Gardening is a great way to save money on produce. One of my friends was trying to get her husband to try the South Beach Diet, but it was a time when they were both out of work. (Recent birth and a layoff.) She told me that it was hard to do the diet because produce was expensive. I agree. It can really bust your budget to buy produce and then throw it out a few days later. It’s why I almost never have veggies in the fridge unless I go to the market and make them the same day.
Some ideas for home gardening:
1) An herb garden. Why pay $2.00 for an enormous bunch of something, when you only need a snip of it here and there? These do well in window boxes. Basil is my favorite, but chives and cilantro work nicely too. I like lavender for the smells.
2) Tomatoes in planters. Move them with the sun if you have to, but they do ok being root-bound in a container. Means you don’t have to prepare an enormous bed for them. If you are in the suburbs, doing this means you can also keep them on your deck, away from deer. Deer will eat them. Yes, they will.
3) Lettuce. The bunnies will eat them though.
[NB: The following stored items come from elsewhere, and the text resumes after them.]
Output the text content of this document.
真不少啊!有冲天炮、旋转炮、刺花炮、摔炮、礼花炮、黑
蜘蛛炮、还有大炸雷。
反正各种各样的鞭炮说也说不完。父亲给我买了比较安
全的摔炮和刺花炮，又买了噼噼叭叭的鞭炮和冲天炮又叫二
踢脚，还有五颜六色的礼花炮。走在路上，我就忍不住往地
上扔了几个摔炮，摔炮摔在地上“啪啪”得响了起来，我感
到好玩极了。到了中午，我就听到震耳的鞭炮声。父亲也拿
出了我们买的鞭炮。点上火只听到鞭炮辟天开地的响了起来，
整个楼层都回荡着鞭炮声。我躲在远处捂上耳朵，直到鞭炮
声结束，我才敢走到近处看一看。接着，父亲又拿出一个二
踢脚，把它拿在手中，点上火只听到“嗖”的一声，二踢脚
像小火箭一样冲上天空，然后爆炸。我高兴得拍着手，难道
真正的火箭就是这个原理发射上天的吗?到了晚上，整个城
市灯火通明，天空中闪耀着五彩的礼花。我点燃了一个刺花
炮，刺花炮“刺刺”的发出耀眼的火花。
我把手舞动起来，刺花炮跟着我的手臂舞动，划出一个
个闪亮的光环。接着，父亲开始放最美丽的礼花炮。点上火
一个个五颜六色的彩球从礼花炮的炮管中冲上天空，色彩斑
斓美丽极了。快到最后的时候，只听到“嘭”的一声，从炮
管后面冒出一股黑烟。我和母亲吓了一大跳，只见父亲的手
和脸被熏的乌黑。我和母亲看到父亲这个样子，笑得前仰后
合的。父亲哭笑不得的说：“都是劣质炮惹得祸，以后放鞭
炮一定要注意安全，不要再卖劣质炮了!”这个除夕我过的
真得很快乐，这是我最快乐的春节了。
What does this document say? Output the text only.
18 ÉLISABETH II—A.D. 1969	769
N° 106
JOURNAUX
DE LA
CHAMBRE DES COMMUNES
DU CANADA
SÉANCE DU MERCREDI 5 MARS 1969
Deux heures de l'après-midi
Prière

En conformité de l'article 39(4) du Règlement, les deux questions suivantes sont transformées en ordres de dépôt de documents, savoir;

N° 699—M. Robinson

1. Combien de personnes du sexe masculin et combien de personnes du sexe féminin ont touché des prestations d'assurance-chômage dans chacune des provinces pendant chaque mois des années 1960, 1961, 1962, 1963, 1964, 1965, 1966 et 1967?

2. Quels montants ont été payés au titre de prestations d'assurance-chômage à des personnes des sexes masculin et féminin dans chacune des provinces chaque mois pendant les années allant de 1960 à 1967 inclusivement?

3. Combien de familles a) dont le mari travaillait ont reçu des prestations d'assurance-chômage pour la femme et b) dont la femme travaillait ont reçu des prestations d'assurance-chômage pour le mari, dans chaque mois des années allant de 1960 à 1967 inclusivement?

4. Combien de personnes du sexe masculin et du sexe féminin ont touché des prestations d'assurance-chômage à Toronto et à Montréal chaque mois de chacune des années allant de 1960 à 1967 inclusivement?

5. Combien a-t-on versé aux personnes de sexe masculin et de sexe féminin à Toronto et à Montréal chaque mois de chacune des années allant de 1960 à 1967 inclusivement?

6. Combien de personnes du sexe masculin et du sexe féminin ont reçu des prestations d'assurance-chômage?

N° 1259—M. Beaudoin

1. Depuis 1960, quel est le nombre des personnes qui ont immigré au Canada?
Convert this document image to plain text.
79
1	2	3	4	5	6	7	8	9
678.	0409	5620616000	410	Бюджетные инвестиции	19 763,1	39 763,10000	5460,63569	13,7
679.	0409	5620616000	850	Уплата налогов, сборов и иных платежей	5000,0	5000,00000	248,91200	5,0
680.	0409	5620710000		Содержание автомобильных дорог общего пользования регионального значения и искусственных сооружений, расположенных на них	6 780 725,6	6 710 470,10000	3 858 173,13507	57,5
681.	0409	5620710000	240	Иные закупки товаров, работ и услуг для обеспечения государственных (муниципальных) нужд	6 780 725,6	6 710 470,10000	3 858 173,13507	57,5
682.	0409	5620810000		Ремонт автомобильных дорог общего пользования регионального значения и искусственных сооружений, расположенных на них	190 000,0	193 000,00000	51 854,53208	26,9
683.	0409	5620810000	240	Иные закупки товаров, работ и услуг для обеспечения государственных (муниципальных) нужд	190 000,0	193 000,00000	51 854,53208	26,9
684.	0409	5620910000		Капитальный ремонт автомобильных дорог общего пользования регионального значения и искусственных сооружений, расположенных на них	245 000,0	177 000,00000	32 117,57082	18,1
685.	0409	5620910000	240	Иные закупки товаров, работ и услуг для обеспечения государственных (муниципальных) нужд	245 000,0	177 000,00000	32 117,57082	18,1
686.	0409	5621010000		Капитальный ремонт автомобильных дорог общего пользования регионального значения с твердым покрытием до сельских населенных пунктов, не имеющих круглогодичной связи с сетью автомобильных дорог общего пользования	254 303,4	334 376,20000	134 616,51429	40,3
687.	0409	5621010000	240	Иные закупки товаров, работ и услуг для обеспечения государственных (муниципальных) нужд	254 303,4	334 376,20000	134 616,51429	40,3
They say marigolds around them will keep the bunnies out, but they lie. That never worked for us.
4) DON’T plant mint. Seriously. It will take over. Keep it in a pot on a windowsill.
5) Peppers! Often you can grow hot peppers year-round in the house in a pot. There are many kinds, so do some research. Good for garnish and for gifts.
6) Corn. Just for hanging up a scarecrow.
7) Cucumbers. Make your own pickles! Especially with #5. Hot sweet pickles! Yum. My mom gets a finger-sized Korean pickle with which she makes a special kimchee. I miss those. Cutting slits in them and stuffing with red pepper and radish mixtures.
Share cuttings and seeds with friends and neighbors. If someone likes your bounty so much, give them a plant! My mom and our Korean neighbor got some plants this way from friends at church. How I remember picking tall stands of green leaves for my mom to pickle. (Don’t know the English name for them, ‘gge-nip’. Good for wrapping around rice and popping into the mouth. One place says it’s sesame leaf, but I’m not sure. Linguistically though that makes sense.)
What about you? Got a garden memory of fresh summertime food? Gardening a small plot with mom and dad? Heaving sacks of manure onto flowerbeds? (Oops, sorry. Not the bucolic imagery I was shooting for.)
Handy tip: My mom gets the Korean veggie seeds from the Korean market. I don’t know when this started, but that’s where the squash came from. Don’t know the first origin of the cucumbers she planted, but later, the seeds were also from the store.